| weitere vulnerable Gruppen Arbeitshilfe: Betroffene von Menschenhandel im Asylkontext erkennen - Problembeschreibung und Handlungsempfehlungen
Anbei finden Sie eine Arbeitshilfe vom Bundesweiten Koordinierungskreis gegen Menschenhandel e.V. (KOK):
Der KOK beobachtet und benennt kontinuierlich aktuelle Problemstellungen aus der Praxis für Betroffene von Menschenhandel - auch im Kontext von Flucht. Daraus abgeleitete Handlungsempfehlungen trägt der KOK an relevante Akteure aus Politik und Behörden heran. Das vorliegende Policy Paper beschäftigt sich mit der Identifizierung geflüchteter Betroffener von Menschenhandel.
Menschen auf der Flucht sind besonders gefährdet, Gewalt zu erfahren und ausgebeutet zu werden.
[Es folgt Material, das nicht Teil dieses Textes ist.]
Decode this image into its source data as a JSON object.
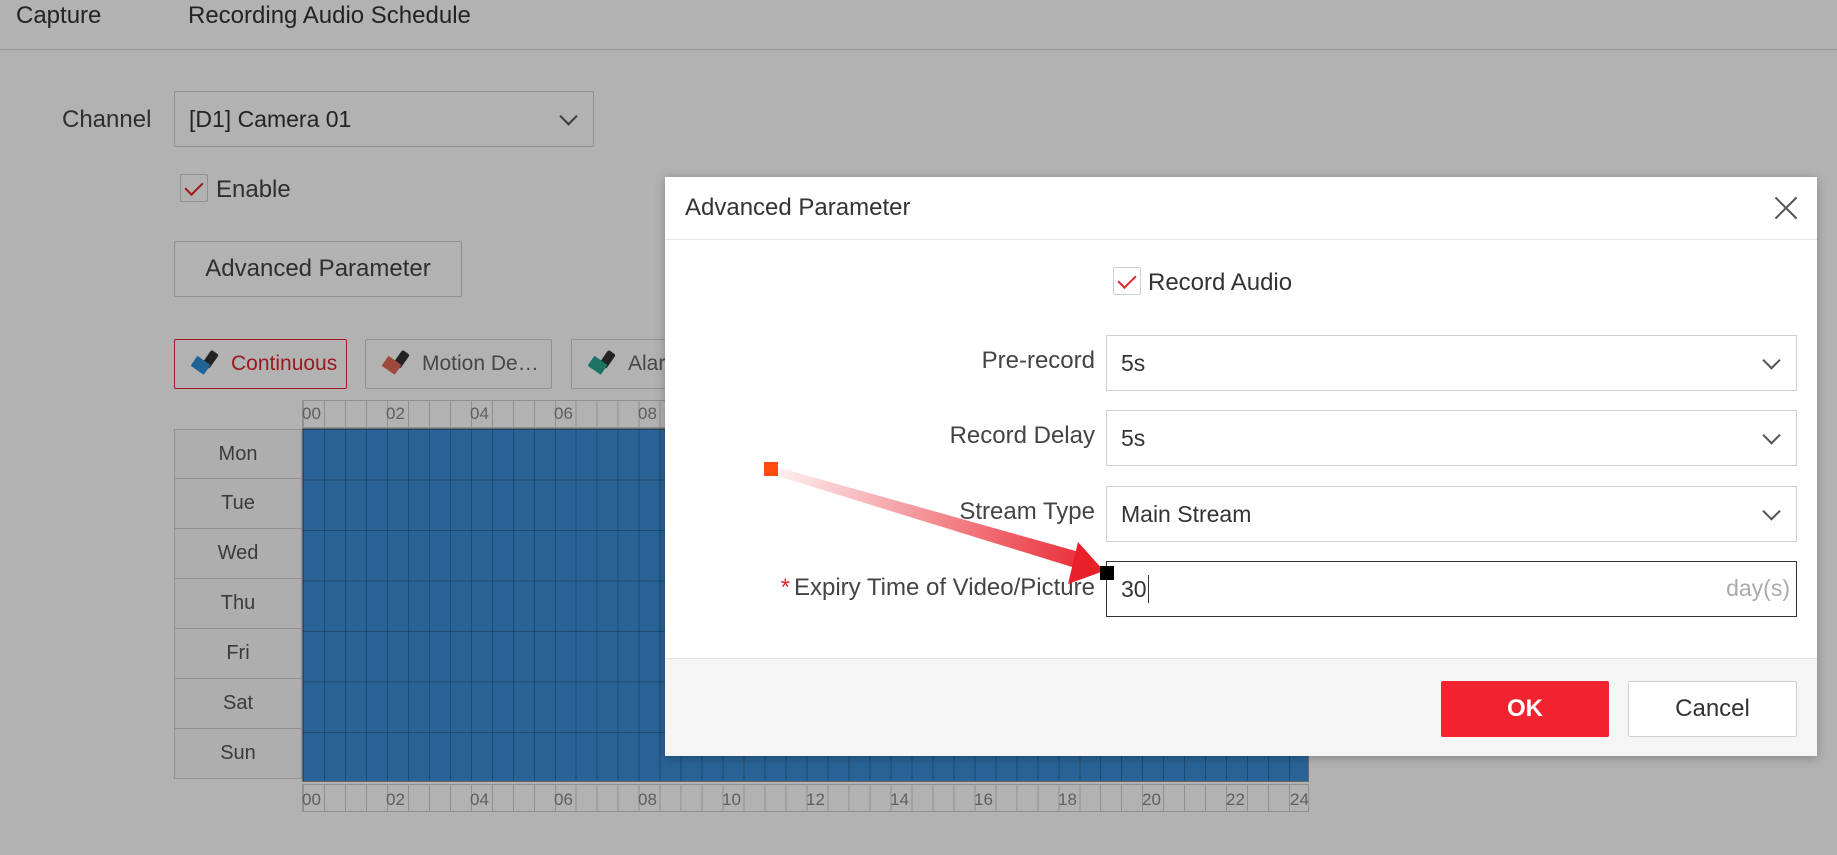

Faktoren wie prekäre Unterbringung, eingeschränkte Rechte, Lücken im Unterstützungssystem sowie fehlende Informationen zur eigenen rechtlichen Situation können das Risiko erhöhen, in ausbeuterische Situationen zu gelangen. Die COVID-19-Pandemie und die zu deren Bekämpfung ergriffenen Maßnahmen verstärken die Vulnerabilität von Geflüchteten und Betroffenen von Menschenhandel und Ausbeutung zusätzlich. Quarantänebestimmungen begünstigen die Isolation von Betroffenen. Ermittlungsbehörden führen aufgrund der Einschränkungen weniger Untersuchungen durch. Ebenso der fehlende oder erschwerte Zugang für Fachberatungsstellen (FBS) zu möglichen Betroffenen von Menschenhandel hat gravierende Auswirkungen, da die FBS eine große Rolle bei der Identifikation von Betroffenen von Menschenhandel spielen.
Laut der EU-Aufnahmerichtlinie (AufnRL 2013/33/EU; Art. 12) gehören Betroffene von Menschenhandel zur Gruppe besonders schutzbedürftiger Personen. Diese Richtlinie verpflichtet die EU-Mitgliedstaaten dazu, besonders schutzbedürftige Personen unter den Geflüchteten im Verlauf des Asylverfahrens möglichst frühzeitig zu erkennen und ihnen Schutzmaßnahmen zu gewährleisten. Die Identifizierung Betroffener von Menschenhandel und Ausbeutung ist die grundlegende Voraussetzung für die Gewährung von Schutz und Unterstützung sowie der ihnen zustehenden Rechte. Aber auch die Strafverfolgung der Täter*innen hängt im Wesentlichen von der Identifizierung Betroffener ab, da die Verfahren wegen Menschenhandel und Ausbeutung auf den Personenbeweis, also die Aussage der Betroffenen oder Zeug*innen, angewiesen sind.
Die Notwendigkeit der Identifizierung von Betroffenen wird zwar von den meisten Akteuren, die sich mit Fällen von Menschenhandel befassen oder mit Betroffenen in Kontakt kommen könnten, anerkannt. Dennoch gelingt es in Deutschland nach wie vor nicht, Betroffene von Menschenhandel innerhalb des Asylsystems systematisch zu identifizieren.
Das Policy Paper macht auf diese Problematik aufmerksam, erläutert mögliche Gründe und gibt Handlungsempfehlungen, um die Identifizierung Betroffener von Menschenhandel und Ausbeutung im Kontext von Flucht und Asyl zu verbessern.
Die hier dargestellten Sachverhalte und Beobachtungen und aus ihnen abgeleitete Forderungen basieren auf den Ergebnissen einer Bestandsaufnahme aus dem Jahr 2019 für den Zeitraum 2016 – 2018 (im Folgenden: Erfassungszeitraum) sowie auf einer Desktop-Recherche. Weitere Problembeschreibungen der KOK-Mitgliedsorganisationen ergänzen und bestätigen die Ergebnisse der Bestandsaufnahme. Die daraus resultierenden Handlungsempfehlungen sind aus Sicht der spezialisierten Fachberatungsstellen (FBS) notwendige Maßnahmen, damit Betroffene von Menschenhandel angemessen geschützt und unterstützt werden und ihre Rechte in Anspruch nehmen können.